Lo spreco in ottica sociale in Italia è pari a 5,5 milioni di tonnellate/anno, ossia il 92,5% dell’eccedenza e il 16,0% dei consumi. Questo spreco corrisponde a un valore economico di 12,3 miliardi di euro. Ogni anno nel complesso della filiera agroalimentare vengono sprecati 94 kg procapite pari a 208 euro.
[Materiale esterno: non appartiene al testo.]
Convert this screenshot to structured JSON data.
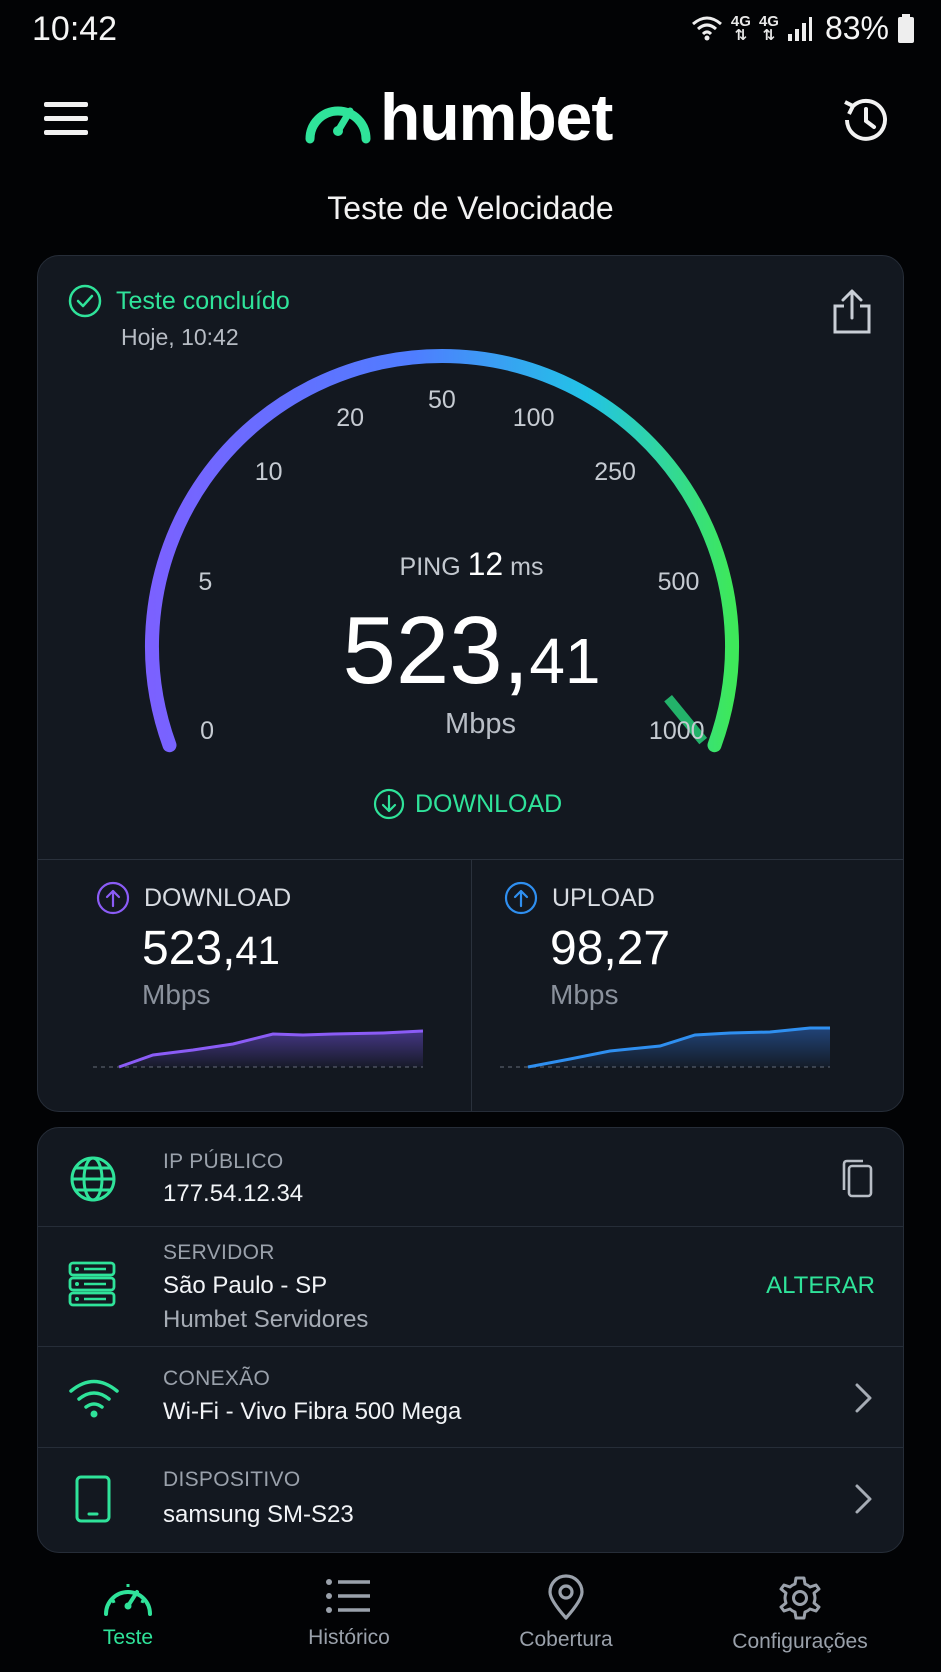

Focalizzandosi sullo spreco a livello domestico, ogni anno nelle famiglie italiane si butta via una quantità di cibo pari a 42 kg procapite (che equivalgono a 117 euro a persona e quasi 300 euro per una famiglia "media" di 2,5 componenti), pari all’8% della spesa, di cui il 42% sono alimenti scaduti o andati a male, il 58% sono avanzi non riutilizzati.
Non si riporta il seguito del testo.